Phentermine is a generic name, which is sold under various brandnames including Ionamin, Adpex-P, Fastin, etc. phenq Phentermine first became available for consumers in the late 50s, and later modified as Phentermine Hydrochloride (HCl) in the 70s.
Phentermine became popular again in the 90s as 'cocktail', Fen-Phen. Within 1992, Dr. Weintraub from University of Rochester Institution of Medicine and Dentistry published a paper with a study that Fen-Phen works more effectively than diet or exercise in long-term obese cases. Fen-Phen became an overnight sensation.
Although phentermine and fenfluramine are both approved by FDA separately, their mixture, 'Fen-Phen' never was, and their prescription by doctors was considered "off-label".

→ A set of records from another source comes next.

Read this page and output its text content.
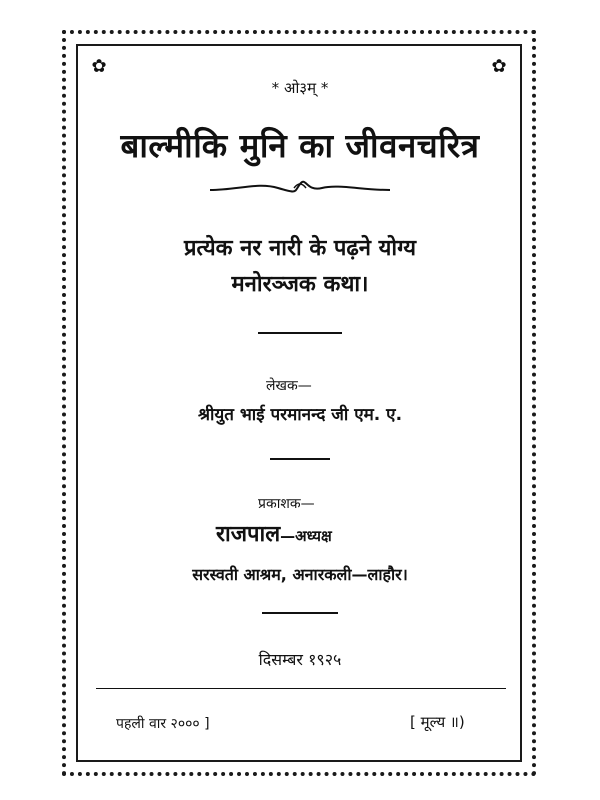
✿	✿
* ओ३म् *
बाल्मीकि मुनि का जीवनचरित्र
प्रत्येक नर नारी के पढ़ने योग्य
मनोरञ्जक कथा।
लेखक—
श्रीयुत भाई परमानन्द जी एम. ए.
प्रकाशक—
राजपाल—अध्यक्ष
सरस्वती आश्रम, अनारकली—लाहौर।
दिसम्बर १९२५
पहली वार २००० ]	[ मूल्य ॥)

Dexfen-Phen is another combination including phentermine. In this case, the other ingredient is dexfenfluramine or redux. Dexfenfluramine was also used as a possible appetite suppressant. Dexfen-Phen again followed the suit, and became widely popular.

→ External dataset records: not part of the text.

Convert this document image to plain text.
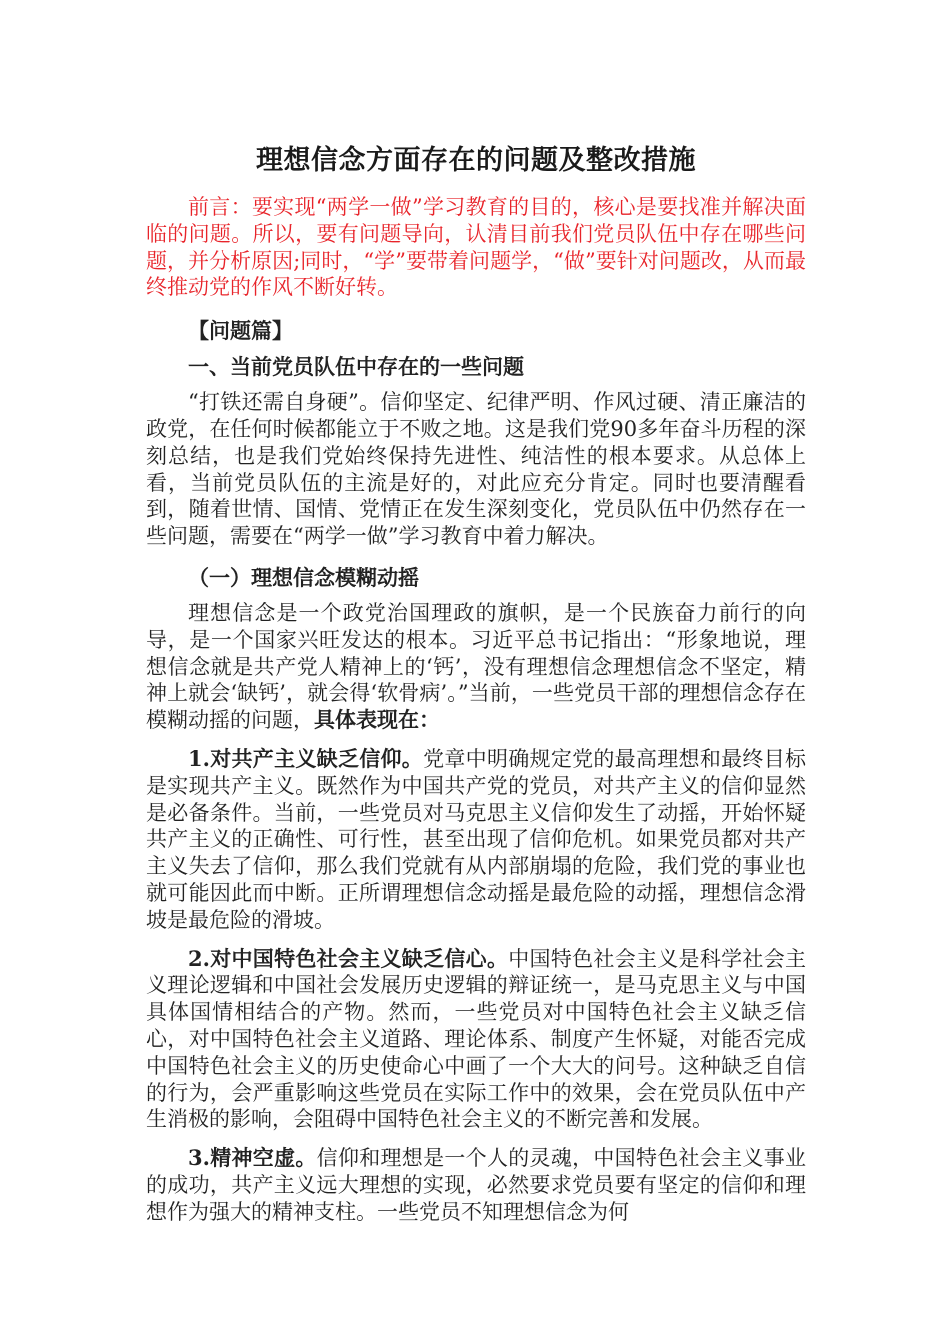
理想信念方面存在的问题及整改措施

前言：要实现“两学一做”学习教育的目的，核心是要找准并解决面临的问题。所以，要有问题导向，认清目前我们党员队伍中存在哪些问题，并分析原因;同时，“学”要带着问题学，“做”要针对问题改，从而最终推动党的作风不断好转。

【问题篇】

一、当前党员队伍中存在的一些问题

“打铁还需自身硬”。信仰坚定、纪律严明、作风过硬、清正廉洁的政党，在任何时候都能立于不败之地。这是我们党90多年奋斗历程的深刻总结，也是我们党始终保持先进性、纯洁性的根本要求。从总体上看，当前党员队伍的主流是好的，对此应充分肯定。同时也要清醒看到，随着世情、国情、党情正在发生深刻变化，党员队伍中仍然存在一些问题，需要在“两学一做”学习教育中着力解决。

（一）理想信念模糊动摇

理想信念是一个政党治国理政的旗帜，是一个民族奋力前行的向导，是一个国家兴旺发达的根本。习近平总书记指出：“形象地说，理想信念就是共产党人精神上的‘钙’，没有理想信念理想信念不坚定，精神上就会‘缺钙’，就会得‘软骨病’。”当前，一些党员干部的理想信念存在模糊动摇的问题，具体表现在：

1.对共产主义缺乏信仰。党章中明确规定党的最高理想和最终目标是实现共产主义。既然作为中国共产党的党员，对共产主义的信仰显然是必备条件。当前，一些党员对马克思主义信仰发生了动摇，开始怀疑共产主义的正确性、可行性，甚至出现了信仰危机。如果党员都对共产主义失去了信仰，那么我们党就有从内部崩塌的危险，我们党的事业也就可能因此而中断。正所谓理想信念动摇是最危险的动摇，理想信念滑坡是最危险的滑坡。

2.对中国特色社会主义缺乏信心。中国特色社会主义是科学社会主义理论逻辑和中国社会发展历史逻辑的辩证统一，是马克思主义与中国具体国情相结合的产物。然而，一些党员对中国特色社会主义缺乏信心，对中国特色社会主义道路、理论体系、制度产生怀疑，对能否完成中国特色社会主义的历史使命心中画了一个大大的问号。这种缺乏自信的行为，会严重影响这些党员在实际工作中的效果，会在党员队伍中产生消极的影响，会阻碍中国特色社会主义的不断完善和发展。

3.精神空虚。信仰和理想是一个人的灵魂，中国特色社会主义事业的成功，共产主义远大理想的实现，必然要求党员要有坚定的信仰和理想作为强大的精神支柱。一些党员不知理想信念为何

In 97, Mayo Clinic reported twenty four cases of heart valve disease in the patients who had taken fen-phen drink. Further findings suggested fenfluramine and dexfenfluramine may be related to heart control device disorder, and accordingly, FDA issued a public health advisory and requested drug manufacturers to voluntarily pull away fenfluramine and dexfenfluramine.
In contrast to fenfluramine and dexfenfluramine, phentermine was not taken off the market. Phentermine is again used in various drink forms. It was necessary since phentermine's appetite controlling effect decreases rather rapidly over time.
Among the new cocktail involving phentermine is "Phen-Pro", phentermine plus prozac, a popular antidepressants. Phen-pro cocktail makes phentermine work longer and has no significant psychological effect.